Sur le continent de nouveaux canaux permettent aux citoyens
de participer au processus politique et d’exprimer leurs demandes,
sans crainte de représailles en particulier par l’intermédiaire
des médias avec les radios communautaires, les médias
privés ou issus d’ONG et grâce au développement
des TIC qui permettent un accès à l’information
plus diversifié. Ainsi un développement durable
ne peut se concevoir sans une coopération réelle
avec la société civile.
Dans cette promotion de la société civile
et des TIC, les médias jouent un rôle très
important. Le groupe thématique de discussion «médias
et gouvernance» a axé ses discussions autour
du rôle des médias dans la promotion de la bonne
gouvernance en Afrique. Renforcer les capacités des
journalistes professionnels notamment en multipliant les sessions
de formation, en encourageant et en favorisant la mise sur
pied de codes d’éthique et de déontologie ont
été évoqués comme conditions préalables
à la consolidation de cette mission. Plus particulièrement
il a été proposé la mise sur pied d’un
observatoire des médias africains pour la bonne gouvernance
afin de défendre la liberté de la presse, relayer
toutes les pratiques qui vont à l’encontre de la déontologie,
et rendre compte de la gestion des affaires publiques. Un
site Internet devrait être le lieu d’expression et de
diffusion de toutes ces actions.
Si tout cela est réalisable par l’Afrique ceci nécessite
aussi un partenariat économique, logistique et financier.
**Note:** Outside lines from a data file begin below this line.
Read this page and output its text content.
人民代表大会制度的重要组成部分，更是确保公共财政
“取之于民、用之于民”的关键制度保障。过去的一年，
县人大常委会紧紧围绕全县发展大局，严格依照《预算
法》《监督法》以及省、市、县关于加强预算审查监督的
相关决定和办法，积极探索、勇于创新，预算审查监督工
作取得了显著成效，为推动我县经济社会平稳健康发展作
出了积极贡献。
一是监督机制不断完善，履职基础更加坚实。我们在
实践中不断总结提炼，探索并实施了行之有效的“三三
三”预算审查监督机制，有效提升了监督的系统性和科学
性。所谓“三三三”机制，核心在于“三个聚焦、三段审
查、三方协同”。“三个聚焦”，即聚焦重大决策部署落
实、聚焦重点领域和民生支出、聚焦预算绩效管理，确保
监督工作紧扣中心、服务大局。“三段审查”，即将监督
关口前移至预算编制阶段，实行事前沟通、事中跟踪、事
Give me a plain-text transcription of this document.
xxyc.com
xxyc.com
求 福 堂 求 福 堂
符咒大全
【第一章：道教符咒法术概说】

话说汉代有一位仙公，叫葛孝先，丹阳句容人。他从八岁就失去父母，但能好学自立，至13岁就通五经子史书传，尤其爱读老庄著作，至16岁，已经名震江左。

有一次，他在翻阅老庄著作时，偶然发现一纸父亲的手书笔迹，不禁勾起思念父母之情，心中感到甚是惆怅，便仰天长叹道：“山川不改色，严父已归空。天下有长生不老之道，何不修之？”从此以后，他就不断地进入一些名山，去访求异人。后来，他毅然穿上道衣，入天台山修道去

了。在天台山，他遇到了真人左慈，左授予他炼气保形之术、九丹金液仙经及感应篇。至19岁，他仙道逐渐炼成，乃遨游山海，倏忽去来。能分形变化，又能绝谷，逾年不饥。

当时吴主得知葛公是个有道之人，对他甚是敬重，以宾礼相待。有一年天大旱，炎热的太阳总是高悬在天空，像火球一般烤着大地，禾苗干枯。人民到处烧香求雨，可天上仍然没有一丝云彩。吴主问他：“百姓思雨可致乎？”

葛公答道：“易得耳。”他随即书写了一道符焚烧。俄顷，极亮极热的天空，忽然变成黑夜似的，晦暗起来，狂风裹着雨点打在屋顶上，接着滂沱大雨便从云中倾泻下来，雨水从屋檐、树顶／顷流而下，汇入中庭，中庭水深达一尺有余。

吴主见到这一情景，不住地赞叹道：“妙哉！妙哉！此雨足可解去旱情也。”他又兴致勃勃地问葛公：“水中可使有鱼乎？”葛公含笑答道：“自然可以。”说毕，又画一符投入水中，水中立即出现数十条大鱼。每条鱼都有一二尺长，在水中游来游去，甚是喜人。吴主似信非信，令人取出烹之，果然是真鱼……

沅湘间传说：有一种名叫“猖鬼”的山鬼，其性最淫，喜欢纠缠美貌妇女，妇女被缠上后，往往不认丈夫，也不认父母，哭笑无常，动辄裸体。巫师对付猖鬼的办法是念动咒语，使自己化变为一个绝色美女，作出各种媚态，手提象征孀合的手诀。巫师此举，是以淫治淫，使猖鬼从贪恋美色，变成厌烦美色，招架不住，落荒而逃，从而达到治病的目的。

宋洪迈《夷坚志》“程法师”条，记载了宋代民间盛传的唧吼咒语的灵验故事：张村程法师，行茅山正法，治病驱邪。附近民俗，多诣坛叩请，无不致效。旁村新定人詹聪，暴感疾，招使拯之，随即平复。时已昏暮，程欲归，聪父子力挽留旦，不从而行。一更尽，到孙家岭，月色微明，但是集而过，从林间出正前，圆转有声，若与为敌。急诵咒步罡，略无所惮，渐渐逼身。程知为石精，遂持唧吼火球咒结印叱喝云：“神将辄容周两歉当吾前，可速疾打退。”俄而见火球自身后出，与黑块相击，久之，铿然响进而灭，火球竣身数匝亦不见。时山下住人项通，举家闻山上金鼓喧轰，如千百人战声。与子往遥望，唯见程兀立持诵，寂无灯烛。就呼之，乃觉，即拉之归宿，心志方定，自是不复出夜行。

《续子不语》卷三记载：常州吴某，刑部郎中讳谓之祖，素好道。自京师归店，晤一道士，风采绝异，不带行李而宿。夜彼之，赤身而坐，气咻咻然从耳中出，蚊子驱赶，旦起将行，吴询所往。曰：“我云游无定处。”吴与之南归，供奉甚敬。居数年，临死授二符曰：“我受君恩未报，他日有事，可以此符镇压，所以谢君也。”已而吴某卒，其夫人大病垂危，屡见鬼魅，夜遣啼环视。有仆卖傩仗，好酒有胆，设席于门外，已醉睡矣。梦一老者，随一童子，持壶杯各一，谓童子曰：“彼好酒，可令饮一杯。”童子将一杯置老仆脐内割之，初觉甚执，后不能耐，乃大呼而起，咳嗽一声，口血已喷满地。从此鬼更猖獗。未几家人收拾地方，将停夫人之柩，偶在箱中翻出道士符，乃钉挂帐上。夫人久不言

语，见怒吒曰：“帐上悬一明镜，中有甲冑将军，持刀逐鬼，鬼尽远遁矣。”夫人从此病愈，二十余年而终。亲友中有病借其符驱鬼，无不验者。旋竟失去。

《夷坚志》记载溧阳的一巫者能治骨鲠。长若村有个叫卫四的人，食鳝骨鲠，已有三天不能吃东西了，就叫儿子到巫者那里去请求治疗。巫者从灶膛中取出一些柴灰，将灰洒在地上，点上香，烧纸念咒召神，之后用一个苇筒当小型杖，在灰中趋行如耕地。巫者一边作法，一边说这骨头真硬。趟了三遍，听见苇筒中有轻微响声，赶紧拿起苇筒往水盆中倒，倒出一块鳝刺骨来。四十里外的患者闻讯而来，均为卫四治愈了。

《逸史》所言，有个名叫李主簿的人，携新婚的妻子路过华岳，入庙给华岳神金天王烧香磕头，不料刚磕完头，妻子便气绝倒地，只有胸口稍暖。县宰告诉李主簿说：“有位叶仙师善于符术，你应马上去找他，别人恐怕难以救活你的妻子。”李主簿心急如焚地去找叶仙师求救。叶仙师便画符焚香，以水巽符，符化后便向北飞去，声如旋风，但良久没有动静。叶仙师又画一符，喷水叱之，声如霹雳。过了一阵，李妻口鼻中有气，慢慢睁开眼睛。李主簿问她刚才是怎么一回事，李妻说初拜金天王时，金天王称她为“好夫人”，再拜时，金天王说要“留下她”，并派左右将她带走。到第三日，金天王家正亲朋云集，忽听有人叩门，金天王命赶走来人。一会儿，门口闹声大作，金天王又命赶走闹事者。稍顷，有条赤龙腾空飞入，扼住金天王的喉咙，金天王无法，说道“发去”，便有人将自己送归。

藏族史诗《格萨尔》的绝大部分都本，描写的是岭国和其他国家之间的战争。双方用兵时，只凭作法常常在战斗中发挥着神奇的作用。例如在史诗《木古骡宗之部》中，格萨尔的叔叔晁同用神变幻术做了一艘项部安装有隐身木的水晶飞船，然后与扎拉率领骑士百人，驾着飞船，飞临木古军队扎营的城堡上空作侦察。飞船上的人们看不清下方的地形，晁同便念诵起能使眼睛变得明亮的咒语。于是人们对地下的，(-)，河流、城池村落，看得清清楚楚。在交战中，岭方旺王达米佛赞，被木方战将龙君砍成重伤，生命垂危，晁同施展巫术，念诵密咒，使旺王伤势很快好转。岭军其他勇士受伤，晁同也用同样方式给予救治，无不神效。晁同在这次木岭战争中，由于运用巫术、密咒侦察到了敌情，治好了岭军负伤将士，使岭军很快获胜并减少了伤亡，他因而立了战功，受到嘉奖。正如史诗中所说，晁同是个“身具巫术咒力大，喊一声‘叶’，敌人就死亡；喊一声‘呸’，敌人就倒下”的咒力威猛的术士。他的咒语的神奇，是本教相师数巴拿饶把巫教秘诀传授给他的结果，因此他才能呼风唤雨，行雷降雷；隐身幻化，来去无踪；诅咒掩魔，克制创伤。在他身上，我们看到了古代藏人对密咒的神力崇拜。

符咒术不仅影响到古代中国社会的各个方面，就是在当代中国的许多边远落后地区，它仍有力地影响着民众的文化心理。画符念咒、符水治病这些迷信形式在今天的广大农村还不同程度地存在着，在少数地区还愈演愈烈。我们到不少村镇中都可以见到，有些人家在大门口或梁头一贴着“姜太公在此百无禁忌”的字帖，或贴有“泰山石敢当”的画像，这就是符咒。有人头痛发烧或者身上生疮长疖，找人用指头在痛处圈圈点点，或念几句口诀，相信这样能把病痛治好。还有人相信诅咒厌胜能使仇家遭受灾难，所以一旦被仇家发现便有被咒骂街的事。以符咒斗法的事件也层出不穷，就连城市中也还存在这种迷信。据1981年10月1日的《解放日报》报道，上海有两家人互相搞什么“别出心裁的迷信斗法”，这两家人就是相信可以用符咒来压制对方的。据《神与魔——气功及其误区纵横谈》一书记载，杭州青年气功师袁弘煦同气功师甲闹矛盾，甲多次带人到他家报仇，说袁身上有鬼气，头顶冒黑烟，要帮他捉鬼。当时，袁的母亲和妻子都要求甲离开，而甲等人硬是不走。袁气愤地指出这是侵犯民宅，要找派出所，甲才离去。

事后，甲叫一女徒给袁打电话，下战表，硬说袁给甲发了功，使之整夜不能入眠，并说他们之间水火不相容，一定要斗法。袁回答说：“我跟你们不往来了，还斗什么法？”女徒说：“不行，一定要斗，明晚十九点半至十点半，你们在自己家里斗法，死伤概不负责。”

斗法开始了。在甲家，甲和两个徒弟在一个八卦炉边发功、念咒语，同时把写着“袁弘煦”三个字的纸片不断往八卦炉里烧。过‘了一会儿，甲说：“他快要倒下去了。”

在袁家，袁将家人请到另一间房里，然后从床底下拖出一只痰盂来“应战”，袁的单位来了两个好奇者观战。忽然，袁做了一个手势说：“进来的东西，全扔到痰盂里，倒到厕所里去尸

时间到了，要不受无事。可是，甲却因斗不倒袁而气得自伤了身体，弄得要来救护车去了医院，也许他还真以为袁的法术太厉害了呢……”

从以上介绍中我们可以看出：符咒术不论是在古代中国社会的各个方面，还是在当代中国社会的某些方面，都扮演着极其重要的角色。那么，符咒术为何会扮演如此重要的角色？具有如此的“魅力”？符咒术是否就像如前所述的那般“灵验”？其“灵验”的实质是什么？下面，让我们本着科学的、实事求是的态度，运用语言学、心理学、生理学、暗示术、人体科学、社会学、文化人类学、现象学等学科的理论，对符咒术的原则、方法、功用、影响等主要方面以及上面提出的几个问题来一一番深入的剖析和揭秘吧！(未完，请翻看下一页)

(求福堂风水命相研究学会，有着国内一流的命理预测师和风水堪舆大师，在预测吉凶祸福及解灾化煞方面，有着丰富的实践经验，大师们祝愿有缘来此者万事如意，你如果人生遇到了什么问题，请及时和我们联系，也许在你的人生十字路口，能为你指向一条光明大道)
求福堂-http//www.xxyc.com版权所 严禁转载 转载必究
Ces partenaires étaient présents lors des débats,
et plus spécifiquement lors de la huitième réunion
plénière «responsabilité mutuelle
et bonne gouvernance en Afrique: le rôle des partenaires
de développement ». David Fish et Shinsuke Horunchi
ont souligné les progrès faits depuis 10 ans
et qui doivent être continués. Mettre fin aux
conflits, respecter les droits humains et les libertés,
s’appuyer sur l’ensemble de la société (jeunes,
femmes, la société civile), combattre la corruption
permettront de favoriser la bonne gouvernance pour un développement
durable.
Mais au-delà des médias, au-delà des
partenaires au développement, au-delà de tous
les débats, les femmes ont dominé les discours.
La bonne gouvernance est possible si la société
devient une société égalitaire qui s’appuie
sur l’égalité de sexes à tous les niveaux
: représentation politique, accès à l’éducation
et à la formation, reconnaissance de la femme comme
maillon indispensable de la chaîne qui conduit à
la démocratie, au respect des droits humains. Ainsi
lancé à l’occasion de la deuxième journée
du Forum de développement de l’Afrique (ADF IV), l’IDISA
(Indice de développement et des inégalités
entre les sexes en Afrique) se veut un stimulateur du processus
de participation communautaire au niveau de la sensibilisation
politique sur les questions du genre. Mme Thokozile Ruzvidzo,
économiste au CAGED a exposé le procédé:
proposer un mécanisme d’évaluation du statut
de la femme par rapport à celui de l’homme au niveau
social, économique et politique, voilà l’objectif
principal de l’IDISA. L’indice a testé dans 12 pays
africains: Afrique du Sud, Bénin, Burkina Faso, Cameroun,
Ethiopie, Egypte, Ghana, Madagascar, Mozambique, Ouganda,
Tanzanie, et Tunisie. Le résultat des tests sera publié
dans le Rapport sur les femmes africaines 2004.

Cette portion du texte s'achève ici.